Hello friends! My name is Nick and I am Rene's new site assistant. I wanted to share some helpful CCIE Lab tips that I learned over the past months. I have been following this rules as I continue my pursuit for CCIE R&S and they have help me hone my skills significantly.
- Read "Your CCIE Lab Success Strategy" by Dean Bahizad and Vivek Thwari. This book contains no technical information but tells you pretty much everything else. It is a very realistic, motivation read about two adult men with full-time jobs and families who were fully committed to their own (and eachothers) CCIE journeys. Cost is about 30 USD. I highly recommend this book. I will summarize a few points from this book in the article as well.
- Before doing any lab, read the whole lab first. Understand the big picture and come up with a strategy. For example, if you are forced to use OSPF with a point-to-multipoint frame relay interface with no broadcast DLCIs ... you should be thinking about which OSPF network types will work in this situation, even though OSPF configuration isn't until later. If you find out that all EIGRP neighborships must have authenticated routing updates, you should configure this initially to avoid having to backtrack.

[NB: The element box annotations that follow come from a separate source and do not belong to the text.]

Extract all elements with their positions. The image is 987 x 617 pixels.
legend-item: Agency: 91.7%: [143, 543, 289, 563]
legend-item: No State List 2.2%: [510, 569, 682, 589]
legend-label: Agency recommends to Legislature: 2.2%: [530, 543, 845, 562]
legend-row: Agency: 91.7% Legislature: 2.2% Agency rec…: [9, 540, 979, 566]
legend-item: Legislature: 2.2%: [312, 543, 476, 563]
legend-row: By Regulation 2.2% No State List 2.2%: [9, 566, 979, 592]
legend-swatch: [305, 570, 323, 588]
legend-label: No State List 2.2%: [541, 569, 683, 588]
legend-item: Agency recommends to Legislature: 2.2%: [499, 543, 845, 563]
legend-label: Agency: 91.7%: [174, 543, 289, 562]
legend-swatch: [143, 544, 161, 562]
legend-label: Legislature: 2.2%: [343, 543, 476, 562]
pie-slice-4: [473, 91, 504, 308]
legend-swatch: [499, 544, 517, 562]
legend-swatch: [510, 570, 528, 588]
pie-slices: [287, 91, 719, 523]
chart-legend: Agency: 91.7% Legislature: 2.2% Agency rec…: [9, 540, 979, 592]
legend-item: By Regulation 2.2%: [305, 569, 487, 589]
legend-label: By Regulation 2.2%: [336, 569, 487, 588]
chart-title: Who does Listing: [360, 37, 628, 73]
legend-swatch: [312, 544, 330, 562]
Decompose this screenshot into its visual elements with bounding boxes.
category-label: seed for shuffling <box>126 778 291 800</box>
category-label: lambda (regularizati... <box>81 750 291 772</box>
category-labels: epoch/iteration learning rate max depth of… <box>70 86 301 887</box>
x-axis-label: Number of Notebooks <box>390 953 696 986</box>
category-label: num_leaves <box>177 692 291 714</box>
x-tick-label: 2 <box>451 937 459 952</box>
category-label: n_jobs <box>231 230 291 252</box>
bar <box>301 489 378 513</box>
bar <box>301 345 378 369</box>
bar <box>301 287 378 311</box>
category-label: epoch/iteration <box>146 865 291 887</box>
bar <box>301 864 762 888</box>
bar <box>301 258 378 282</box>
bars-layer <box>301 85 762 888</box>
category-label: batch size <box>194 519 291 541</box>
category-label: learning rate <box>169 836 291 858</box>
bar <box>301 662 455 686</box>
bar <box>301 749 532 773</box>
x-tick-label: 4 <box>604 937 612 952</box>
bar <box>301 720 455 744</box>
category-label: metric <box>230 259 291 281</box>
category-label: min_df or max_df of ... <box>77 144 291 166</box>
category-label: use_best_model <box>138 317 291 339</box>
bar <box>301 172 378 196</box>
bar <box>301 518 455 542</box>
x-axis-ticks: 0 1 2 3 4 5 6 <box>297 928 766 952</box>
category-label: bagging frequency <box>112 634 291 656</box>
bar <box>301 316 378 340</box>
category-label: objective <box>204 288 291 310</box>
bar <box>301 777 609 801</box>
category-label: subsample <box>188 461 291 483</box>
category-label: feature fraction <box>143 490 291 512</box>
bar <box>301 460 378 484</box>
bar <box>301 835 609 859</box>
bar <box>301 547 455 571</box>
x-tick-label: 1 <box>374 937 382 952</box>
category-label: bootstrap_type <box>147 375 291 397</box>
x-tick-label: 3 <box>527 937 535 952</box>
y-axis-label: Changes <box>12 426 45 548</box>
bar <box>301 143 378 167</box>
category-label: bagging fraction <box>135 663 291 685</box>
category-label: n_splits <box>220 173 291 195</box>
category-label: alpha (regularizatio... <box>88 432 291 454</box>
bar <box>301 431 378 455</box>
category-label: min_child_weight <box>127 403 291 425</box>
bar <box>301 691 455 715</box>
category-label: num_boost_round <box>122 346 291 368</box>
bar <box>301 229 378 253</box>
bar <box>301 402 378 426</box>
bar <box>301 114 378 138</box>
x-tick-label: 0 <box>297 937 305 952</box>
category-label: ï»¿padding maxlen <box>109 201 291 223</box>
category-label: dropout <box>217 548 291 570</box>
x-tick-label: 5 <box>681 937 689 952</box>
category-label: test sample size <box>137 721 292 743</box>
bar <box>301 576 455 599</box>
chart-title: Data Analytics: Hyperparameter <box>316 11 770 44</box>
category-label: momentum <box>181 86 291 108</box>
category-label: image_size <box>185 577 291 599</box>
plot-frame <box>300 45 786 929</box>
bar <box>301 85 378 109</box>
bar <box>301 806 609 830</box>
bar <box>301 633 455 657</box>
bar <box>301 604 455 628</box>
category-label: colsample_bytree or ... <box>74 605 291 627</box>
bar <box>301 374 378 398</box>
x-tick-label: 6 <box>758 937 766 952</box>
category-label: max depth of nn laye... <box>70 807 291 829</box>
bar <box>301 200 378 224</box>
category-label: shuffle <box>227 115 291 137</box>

- Buy a small binder, graph paper, and a pack of colored pencils. This is your CCIE Study Binder and should remain on your person at all times during study sessions. Before beginning your lab (and after reading it, of course), draw a few pictures of your network so you know what's happening. Use different colors for different protocols or technologies. Sometimes it helps to have multiple diagrams for each technology to avoid clutter. For example, one diagram can label all interfaces, IP addresses, and subnet masks. Another can detail IGPs, FHRPs, and points of redistribution. Another can detail BGP and the specific peerings that are permitted. Another for LAN switching, another for frame relay, etc.